Wednesday, October 20, 2010

In a Musical Mood

Those of you who remember so far back as In the Country of the Blind will recall that Red Malone played at the clarinet and was heard from time to time attempting the clarinet obligato from High Society, a test piece for jazz clarinetists.  In the final scene, the he plays it successfully in concert with Sarah Beaumont and others. 

In the interests of full disclosure, I also played the clarinet; or rather played at the clarinet.  I was passable for marching band, and could get partway through the slow movement of Mozart's concerto; but I never got really good at it, alas.  But that does not stop me from admiring the expertise of others. 

To get in the mood while writing In the Country of the Blind, I would play a "record" -- these were discs of vinyl on which music was recorded by an analog process.  The record was by the New Orleans Ragtime Orchestra, and so the music was arranged for a small orchestra heavy on band instruments.  This was the sort of orchestra which in the early 1900s played in movie theaters, skating rinks, municipal bandstands, dance halls, etc. 

I found the cut on YouTube!  Though I cannot answer for the odd graphic the tuber chose to accompany it!  Forsooth.  The clarinet solo comes in about halfway through.  In the trio section, the passage is first a violin andante, then a clarinet solo, the both together.  Enjoy.

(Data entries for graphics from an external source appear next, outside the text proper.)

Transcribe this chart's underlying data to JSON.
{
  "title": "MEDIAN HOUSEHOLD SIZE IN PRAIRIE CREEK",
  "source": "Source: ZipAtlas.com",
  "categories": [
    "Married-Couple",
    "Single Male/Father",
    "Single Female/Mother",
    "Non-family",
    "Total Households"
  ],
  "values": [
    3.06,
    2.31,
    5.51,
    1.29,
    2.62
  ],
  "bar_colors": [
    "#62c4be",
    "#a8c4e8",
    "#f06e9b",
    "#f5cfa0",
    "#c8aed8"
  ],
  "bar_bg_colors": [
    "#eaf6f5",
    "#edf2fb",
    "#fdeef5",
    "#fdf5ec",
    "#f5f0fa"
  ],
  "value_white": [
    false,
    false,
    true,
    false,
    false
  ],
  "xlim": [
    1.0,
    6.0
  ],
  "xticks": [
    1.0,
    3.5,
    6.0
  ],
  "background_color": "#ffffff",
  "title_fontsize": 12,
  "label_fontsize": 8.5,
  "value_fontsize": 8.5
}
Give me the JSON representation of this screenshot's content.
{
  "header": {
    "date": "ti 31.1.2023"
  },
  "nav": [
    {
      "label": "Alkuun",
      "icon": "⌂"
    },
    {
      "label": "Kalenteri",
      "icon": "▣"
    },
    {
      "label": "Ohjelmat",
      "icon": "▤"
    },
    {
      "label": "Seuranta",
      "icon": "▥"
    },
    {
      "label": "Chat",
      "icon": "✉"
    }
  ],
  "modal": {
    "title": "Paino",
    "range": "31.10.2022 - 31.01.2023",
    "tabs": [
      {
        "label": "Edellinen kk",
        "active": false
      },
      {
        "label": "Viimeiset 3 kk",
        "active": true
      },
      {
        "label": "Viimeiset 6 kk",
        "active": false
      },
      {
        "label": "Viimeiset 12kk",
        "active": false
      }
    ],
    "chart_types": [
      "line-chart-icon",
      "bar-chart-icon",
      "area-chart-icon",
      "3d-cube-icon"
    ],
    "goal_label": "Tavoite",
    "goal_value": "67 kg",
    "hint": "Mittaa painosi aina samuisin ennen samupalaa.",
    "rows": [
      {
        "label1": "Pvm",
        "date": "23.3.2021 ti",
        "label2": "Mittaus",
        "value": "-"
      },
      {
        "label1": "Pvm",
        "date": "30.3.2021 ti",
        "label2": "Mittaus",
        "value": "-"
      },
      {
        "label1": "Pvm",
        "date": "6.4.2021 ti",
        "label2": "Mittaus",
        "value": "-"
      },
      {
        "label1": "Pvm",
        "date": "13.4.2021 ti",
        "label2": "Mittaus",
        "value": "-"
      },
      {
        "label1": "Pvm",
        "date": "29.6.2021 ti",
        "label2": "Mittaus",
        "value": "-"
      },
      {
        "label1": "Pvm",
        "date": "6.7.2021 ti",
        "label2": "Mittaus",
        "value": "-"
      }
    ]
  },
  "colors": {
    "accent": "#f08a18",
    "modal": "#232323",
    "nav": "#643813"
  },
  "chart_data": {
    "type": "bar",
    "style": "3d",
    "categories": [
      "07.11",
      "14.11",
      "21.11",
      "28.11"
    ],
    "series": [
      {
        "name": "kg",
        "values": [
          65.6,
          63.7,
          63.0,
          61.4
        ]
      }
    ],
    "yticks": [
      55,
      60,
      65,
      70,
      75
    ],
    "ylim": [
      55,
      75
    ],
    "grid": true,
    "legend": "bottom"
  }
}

And, since I am now in a ragtime/jazz mood, I present as a bonus feature "A Real Slow Drag" from Scott Joplin's second opera Treemonisha.  A YouTube commentator on one of the rags said that if Joplin had not been black they would have made a statue of him.  Of course, they did.  It's in the San Antonio Opera House.  Notice that a drag is not a rag; but neither is it a cakewalk.  But the arms-linked side by side goose-stepping was characteristic of it.  (A lot of the popular dances of the early 1900s were adapted from military marches.  In fact, we might compare Joplin to Sousa.


And last but not least, to march you out with your head held high, and feet high stepping, we will close this evening's concert with Preservation Hall Dixieland Jazz Band.  Dixieland is not ragtime.  Rags keep a regular beat in the left hand (bass) but syncopate the right hand (treble).  Dixieland jazzed up both clefs.  (Although they did not either swing or rock the beat.  Swinging meant to play two eighth notes as if they were the first and third note of a triplet.  Swing high and swing low depended on which direction the notes went.  Rock means to shift the beat from 1-2-3-4 to the back beat 1-2-3-4.  But we digress.